Le lunghe notti dei vigilantes
scattate alla stazione di Bergamo

La lancetta dell'orologio sulla facciata della stazione ferroviaria scatta. Segna le 21 di venerdì 19 ottobre: inizia il primo giorno (anzi, la prima notte) di lavoro per le guardie giurate incaricate di combattere il degrado di piazzale Marconi.

L'annuncio era stato dato mercoledì dall'amministratore delegato di Trenord Giuseppe Biesuz durante l'incontro in Prefettura con le parti coinvolte nel progetto atteso per tutta l'estate, in particolare da giugno, quando l'escalation di violenza alla stazione culminò con il rogo di cinque vagoni.

Un gesto probabilmente di attacco nei confronti del servizio di pattugliamento con cani (dogo argentini) durato solo venti giorni (dal primo giugno al 22), vietato attraverso una lettera di diffida spedita dal palazzo del Governo di via Tasso perché ritenuto non idoneo.

Da quel giorno è iniziata una lunga – e travagliata - trattativa tra Comune, Prefettura e Trenord per trovare una soluzione ad ampio raggio e non tampone, per ristabilire l'ordine. A riunirsi al binario 1 sono state una ventina di guardie giurate dell'Ati (l'associazione temporanea d'impresa) composta da Sicuritalia e Ivri (Istituti di vigilanza riuniti d'Italia), le due società che si sono aggiudicate l'appalto di Trenord.

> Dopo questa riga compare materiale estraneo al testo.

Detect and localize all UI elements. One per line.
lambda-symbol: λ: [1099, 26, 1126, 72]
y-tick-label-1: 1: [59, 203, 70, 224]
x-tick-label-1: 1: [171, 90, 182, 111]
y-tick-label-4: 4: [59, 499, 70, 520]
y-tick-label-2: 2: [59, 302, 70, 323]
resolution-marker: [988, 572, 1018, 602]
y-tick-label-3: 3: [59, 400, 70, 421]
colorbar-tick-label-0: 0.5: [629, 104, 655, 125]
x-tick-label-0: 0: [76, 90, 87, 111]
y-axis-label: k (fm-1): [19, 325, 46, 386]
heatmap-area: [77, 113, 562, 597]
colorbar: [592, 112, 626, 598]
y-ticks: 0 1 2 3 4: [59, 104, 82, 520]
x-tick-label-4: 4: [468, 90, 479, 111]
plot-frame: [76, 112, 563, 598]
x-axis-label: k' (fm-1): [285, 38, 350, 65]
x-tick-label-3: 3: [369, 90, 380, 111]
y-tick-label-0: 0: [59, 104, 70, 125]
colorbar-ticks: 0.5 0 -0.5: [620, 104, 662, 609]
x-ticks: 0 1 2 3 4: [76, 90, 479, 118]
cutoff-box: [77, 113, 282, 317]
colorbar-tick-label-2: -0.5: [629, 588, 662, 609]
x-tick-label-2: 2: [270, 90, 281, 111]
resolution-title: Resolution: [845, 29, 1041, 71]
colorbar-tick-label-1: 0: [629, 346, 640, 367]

Con loro c'erano alcuni dirigenti della sicurezza dell'azienda, che gestisce la linea ferroviaria della Lombardia. Raccolti tutti in prossimità dell'ufficio del dirigente di movimento (su cui si potranno appoggiare i vigilantes grazie all'apertura 24 ore su 24) hanno ascoltato le direttive e consigli della polizia ferroviaria e dei dirigenti di Trenord.

Dopo un briefing di circa 20 minuti, tutti si sono messi in cammino per una perlustrazione del sedime ferroviario: dalle zone più illuminate ai punti nella penombra, fino ai binari morti dove trovano riparo per la notte tante persone con grave disagio.

Nei periodi invernali tendono ad aumentare, e nelle ultime settimane a gravitare su piazzale Marconi sono 48 persone (a inizio ottobre erano 35). La polfer, il cui servizio termina all'una di notte, avrà quindi l'appoggio delle guardie giurate che proseguiranno, poi, «in solitaria» fino alle 6 di mattina, cioè nelle ore più delicate.